Il ricordo di un sogno

Summary:

Il traditore e la nuvola.
Iniziativa: Questa storia partecipa al #Writober 2019 di Fanwriter.it.
Prompt: 22. Ricordo
Numero parole: 278.

Work Text:

Il ricordo di un sogno

 

“Non vorrei morire in nessun altro posto se non sotto il cielo grigio di Parigi con te” disse Daemon con voce lussuriosa. Fece roteare la sua arma, ridacchiando.

< Dannato illusionista, so che se lo colpissi non prenderei mai l’originale > pensò Alaude. < Se solo avessi una pioggia!>.

“Muori da solo” ringhiò.

Daemon gli atterrò davanti, stringendo la falce con una mano, mentre con l’altra gli accarezzava la guancia.

“Eppure i nostri ricordi sono rimasti in Italia. Ti ricordi i grandi balli al palazzo?” domandò. “Quando credevo che lì regnasse la vera forza”.

Alaude digrignò i denti. “Non voglio ricordi con te, traditore” sibilò.

 

Innumerevoli candele si scioglievano, lasciando cadere delle pesanti gocce di cera sul pavimento di ceramiche, che rappresentavano dei ghepardi a caccia.

Ogni candelabro, le porte, e le rifiniture dei mobili in legno erano decorati in oro zecchino.

Il soffitto era impreziosito con innumerevoli calotte, da alcune di esse scendevano i grandi fili dei lampadari. Questi ultimi erano veneziani, una cascata di rose rosa in vetro  al cui centro troneggiavano altre candele.

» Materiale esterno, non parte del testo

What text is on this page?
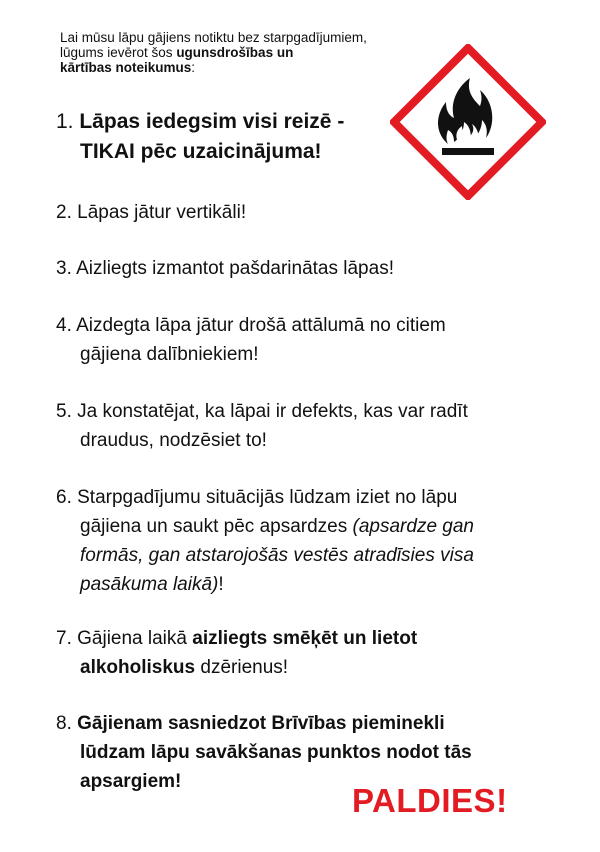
Lai mūsu lāpu gājiens notiktu bez starpgadījumiem,
lūgums ievērot šos ugunsdrošības un
kārtības noteikumus:
1. Lāpas iedegsim visi reizē -
TIKAI pēc uzaicinājuma!
2. Lāpas jātur vertikāli!
3. Aizliegts izmantot pašdarinātas lāpas!
4. Aizdegta lāpa jātur drošā attālumā no citiem
gājiena dalībniekiem!
5. Ja konstatējat, ka lāpai ir defekts, kas var radīt
draudus, nodzēsiet to!
6. Starpgadījumu situācijās lūdzam iziet no lāpu
gājiena un saukt pēc apsardzes (apsardze gan
formās, gan atstarojošās vestēs atradīsies visa
pasākuma laikā)!
7. Gājiena laikā aizliegts smēķēt un lietot
alkoholiskus dzērienus!
8. Gājienam sasniedzot Brīvības pieminekli
lūdzam lāpu savākšanas punktos nodot tās
apsargiem!
PALDIES!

Immensi specchi si stagliavano nelle titaniche pareti, riflettendo le figure degli ospiti intenti a danzare.

Alcuni putti in ceramica erano appesi agli angoli della stanza.

Le tende erano decorate da bellissimi fiori dipinti, anche camelie rosa e rovi arancioni.

Spesso gli invitati avevano delle maschere.

 

< Eppure quei ricordi sono ancora così vividi per me, ogni momento è chiaro.

Mi chiedo se dimenticherò mai. Se chiudo gli occhi sono ancora lì, tra i nobili che danzano, odo le risa delle nobildonne. I profumi sono ancora vividi, immortali, così come la certezza che in quei luoghi un popolano come me fosse fuori posto > pensò Alaude.

“Ogni ricordo con te, ‘Alaudi’ è per me un tesoro. Sono le poche cose che so essere vere da quando non c’è più la mia adorata Elena” sussurrò Daemon, sentendo l’altro ringhiare.